1. Start by making the mask in grayscale at the same resolution as your original texture. The brightness of the mask will be multiplied by the opacity of the envmap, on top of the envmaptint. In other words, black means no reflection and white means full reflection. The rest of the steps depend on whether your material has a normal map:
2a. Masking a material with a normal map
Save the mask into the alpha channel of your normal map. Now add this line to your VMF:
"$normalmapalphaenvmapmask" 1
2b. Masking a material without a normal map
Save the mask as a new TGA file (no alpha channel) with _mask at the end of the name. Convert it to a VTF and put it in the same directory as your texture.
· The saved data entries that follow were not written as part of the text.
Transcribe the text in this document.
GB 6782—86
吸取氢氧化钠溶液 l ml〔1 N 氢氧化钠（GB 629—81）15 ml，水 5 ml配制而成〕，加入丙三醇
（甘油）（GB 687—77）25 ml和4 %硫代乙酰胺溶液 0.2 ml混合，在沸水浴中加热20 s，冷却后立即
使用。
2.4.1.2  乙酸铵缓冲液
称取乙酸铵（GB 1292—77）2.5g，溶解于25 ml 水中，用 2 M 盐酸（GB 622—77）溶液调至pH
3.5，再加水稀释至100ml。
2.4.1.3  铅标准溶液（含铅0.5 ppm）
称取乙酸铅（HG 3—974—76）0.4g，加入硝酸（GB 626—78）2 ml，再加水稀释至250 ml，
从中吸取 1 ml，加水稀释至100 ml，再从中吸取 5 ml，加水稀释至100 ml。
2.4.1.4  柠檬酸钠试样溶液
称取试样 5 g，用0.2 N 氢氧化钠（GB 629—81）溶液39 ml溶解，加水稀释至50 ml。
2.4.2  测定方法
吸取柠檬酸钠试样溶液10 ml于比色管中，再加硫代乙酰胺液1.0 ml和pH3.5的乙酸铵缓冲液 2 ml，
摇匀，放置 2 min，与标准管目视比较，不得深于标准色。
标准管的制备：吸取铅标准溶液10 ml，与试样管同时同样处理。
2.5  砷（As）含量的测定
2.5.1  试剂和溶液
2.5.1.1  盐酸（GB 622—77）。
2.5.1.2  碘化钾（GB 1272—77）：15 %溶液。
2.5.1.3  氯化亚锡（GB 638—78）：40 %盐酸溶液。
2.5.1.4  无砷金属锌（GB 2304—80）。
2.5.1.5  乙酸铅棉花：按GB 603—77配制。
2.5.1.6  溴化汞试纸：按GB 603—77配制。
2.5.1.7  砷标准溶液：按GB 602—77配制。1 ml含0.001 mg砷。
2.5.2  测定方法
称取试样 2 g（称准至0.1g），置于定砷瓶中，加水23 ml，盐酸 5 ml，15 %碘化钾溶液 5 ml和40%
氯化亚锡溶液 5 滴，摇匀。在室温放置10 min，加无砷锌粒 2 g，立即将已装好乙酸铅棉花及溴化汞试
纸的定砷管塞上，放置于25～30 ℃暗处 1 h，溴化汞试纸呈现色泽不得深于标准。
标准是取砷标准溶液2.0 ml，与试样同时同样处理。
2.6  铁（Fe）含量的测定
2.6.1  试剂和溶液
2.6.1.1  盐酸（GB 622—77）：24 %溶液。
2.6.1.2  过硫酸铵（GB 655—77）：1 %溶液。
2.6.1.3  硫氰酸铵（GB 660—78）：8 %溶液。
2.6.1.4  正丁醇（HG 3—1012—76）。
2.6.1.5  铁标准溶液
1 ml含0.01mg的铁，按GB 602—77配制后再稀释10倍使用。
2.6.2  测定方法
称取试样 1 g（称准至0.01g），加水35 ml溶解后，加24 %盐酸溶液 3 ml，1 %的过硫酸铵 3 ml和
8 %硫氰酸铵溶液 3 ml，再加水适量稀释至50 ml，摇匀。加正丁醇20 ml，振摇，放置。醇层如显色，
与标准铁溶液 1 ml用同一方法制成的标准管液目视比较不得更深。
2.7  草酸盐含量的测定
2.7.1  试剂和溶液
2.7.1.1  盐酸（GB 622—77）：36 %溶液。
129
Add this line to your VMF:
"$envmapmask" "texture name"
and fill in the path and name of your mask.
Here's an example VMT for a material with a normal map. Since we already have a normal map, we'd just embed the mask into the alpha channel of the normal map, as described in step 2a.
"LightmappedGeneric"
{
"$basetexture" "walls/brickwall"
"$surfaceprop" "brick"
"$bumpmap" " walls/brickwall_normal"
"$envmap" "env_cubemap"
"$envmaptint" "[.5 .5 .5]"
"$normalmapalphaenvmapmask" 1
Its Step 2 I dont understand. Saving in the alpha channel? Does that mean save the texture in 32 bit format for the alpha and simply add the "$envmapmask" "texture name"? If I have a bumpmap already, Do I make another grayscale with the mask and somehow save it to the alpha channel? How does it work?